U.S. refiners want more Canadian oil, and pipeline companies are finding ways to get it to them.

Companies are adding space to their congested oil export pipelines from Canada even as plans for bigger expansions and new lines face delays. TC Energy Corp. - formerly known as TransCanada — will offer as much as 50,000 barrels a day of new capacity on its Keystone pipeline as early as next year by using chemicals, called drag resistance agents, to ease flows thorough the system.

That "will allow TC Energy to respond to the demand for additional transportation capacity for crude oil from western Canada to the U.S. Gulf Coast," Jamie Harding, a spokesman for the company, said in an email.

Enbridge Inc., operator of the largest oil pipeline system, is using similar methods to add about 135,000 barrels a day of extra capacity to its system by early next year.
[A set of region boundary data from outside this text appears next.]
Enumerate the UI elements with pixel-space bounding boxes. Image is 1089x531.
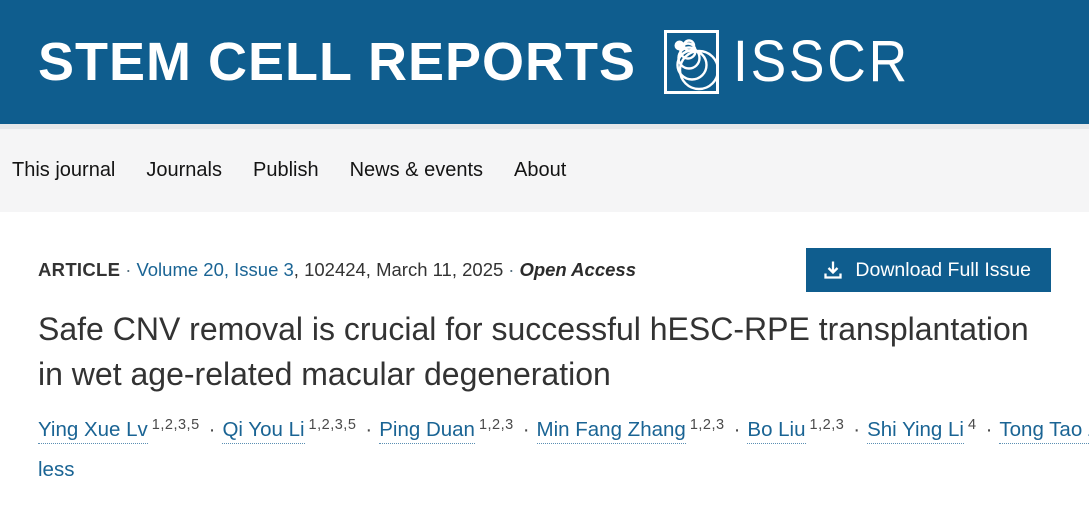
author-separator: · [365, 417, 373, 441]
nav-news-events[interactable]: News & events [349, 159, 483, 181]
author-link[interactable]: Qi You Li [222, 417, 305, 444]
author-separator: · [208, 417, 216, 441]
open-access-label: Open Access [519, 259, 636, 280]
journal-banner: STEM CELL REPORTS ISSCR [0, 0, 1089, 124]
journal-title: STEM CELL REPORTS [38, 32, 637, 92]
download-icon [822, 259, 844, 281]
author-affiliations: 1,2,3,5 [151, 416, 200, 433]
isscr-cell-spiral-logo-icon [664, 30, 720, 94]
main-nav: This journal Journals Publish News & eve… [0, 124, 1089, 212]
author-separator: · [985, 417, 993, 441]
author-entry: Min Fang Zhang 1,2,3 · [536, 416, 748, 444]
article-type-label: ARTICLE [38, 259, 121, 280]
author-entry: Qi You Li 1,2,3,5 · [222, 416, 379, 444]
author-separator: · [853, 417, 861, 441]
download-full-issue-button[interactable]: Download Full Issue [806, 248, 1051, 292]
separator-dot: · [508, 259, 515, 280]
download-button-label: Download Full Issue [855, 258, 1031, 281]
author-link[interactable]: Ying Xue Lv [38, 417, 148, 444]
author-link[interactable]: Min Fang Zhang [536, 417, 686, 444]
author-entry: Tong Tao Zhao1,2,3· [999, 417, 1089, 444]
author-link[interactable]: Tong Tao Zhao [999, 417, 1089, 444]
article-meta: ARTICLE · Volume 20, Issue 3, 102424, Marc… [38, 259, 636, 281]
author-link[interactable]: Ping Duan [379, 417, 475, 444]
author-affiliations: 1,2,3,5 [308, 416, 357, 433]
nav-this-journal[interactable]: This journal [12, 159, 116, 181]
nav-publish[interactable]: Publish [253, 159, 319, 181]
author-entry: Bo Liu 1,2,3 · [747, 416, 867, 444]
author-entry: Shi Ying Li 4 · [867, 416, 999, 444]
author-list: Ying Xue Lv 1,2,3,5 · Qi You Li 1,2,3,5 · Ping… [38, 411, 1089, 489]
journal-logo-link[interactable]: STEM CELL REPORTS ISSCR [38, 30, 925, 94]
author-affiliations: 4 [967, 416, 977, 433]
citation-details: , 102424, March 11, 2025 [293, 259, 504, 280]
nav-journals[interactable]: Journals [146, 159, 222, 181]
article-title: Safe CNV removal is crucial for successf… [38, 311, 1029, 393]
author-link[interactable]: Shi Ying Li [867, 417, 964, 444]
author-separator: · [522, 417, 530, 441]
author-link[interactable]: Bo Liu [747, 417, 806, 444]
show-less-button[interactable]: Show less [38, 457, 75, 481]
separator-dot: · [125, 259, 132, 280]
meta-row: ARTICLE · Volume 20, Issue 3, 102424, Marc… [38, 248, 1051, 292]
society-acronym: ISSCR [733, 29, 910, 94]
author-separator: · [733, 417, 741, 441]
author-entry: Ying Xue Lv 1,2,3,5 · [38, 416, 222, 444]
author-affiliations: 1,2,3 [689, 416, 725, 433]
article-header: ARTICLE · Volume 20, Issue 3, 102424, Marc… [0, 248, 1089, 489]
nav-about[interactable]: About [514, 159, 567, 181]
author-affiliations: 1,2,3 [809, 416, 845, 433]
issue-link[interactable]: Volume 20, Issue 3 [136, 259, 294, 280]
author-affiliations: 1,2,3 [478, 416, 514, 433]
author-entry: Ping Duan 1,2,3 · [379, 416, 536, 444]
The company just began an open season, allowing shippers to sign up for secure, contracted space on the Enbridge mainline system starting in July 2021.

Since June, flows on Enbridge's Mainline are up 213,000 barrels a day from a year earlier, said Tim Pickering, founder and chief investment officer of Auspice Capital Advisors in Calgary. Rail exports are also ramping up and are forecast to reach half a million barrels a day, said TimMcKay, present of Canadian Natural Resources Ltd.

"When you put the Enbridge mainline and increased rail, that's whats bringing in differentials" between heavy Canadian crude and WTI futures, Pickering said.

Enbridge has optimized its pipeline system to create about 220,000 barrels a day of new capacity over the past "couple of years," Jesse Semko, a spokesman for the company, said in an email.

Canadian oil producers have been struggling to export their crude for more than a year after pipelines filled to capacity.

Prices are strengthening even after Enbridge announced that its Line 3 pipeline expansion won't start operation until late next year, about 12 months behind schedule.

Still, demand for heavy crude by refiners in the U.S. Gulf Coast and abroad has strengthened as Venezuelan production collapsed amid sanctions and political unrest, as OPEC cut output and as sanctions were tightened on Iran. A cargo of Kearl crude was shipped from the Gulf Coast to Malaysia last month, the first such shipment in five years.

"The demand we are seeing from the refiners for heavy barrels is unrelenting," Pickering said.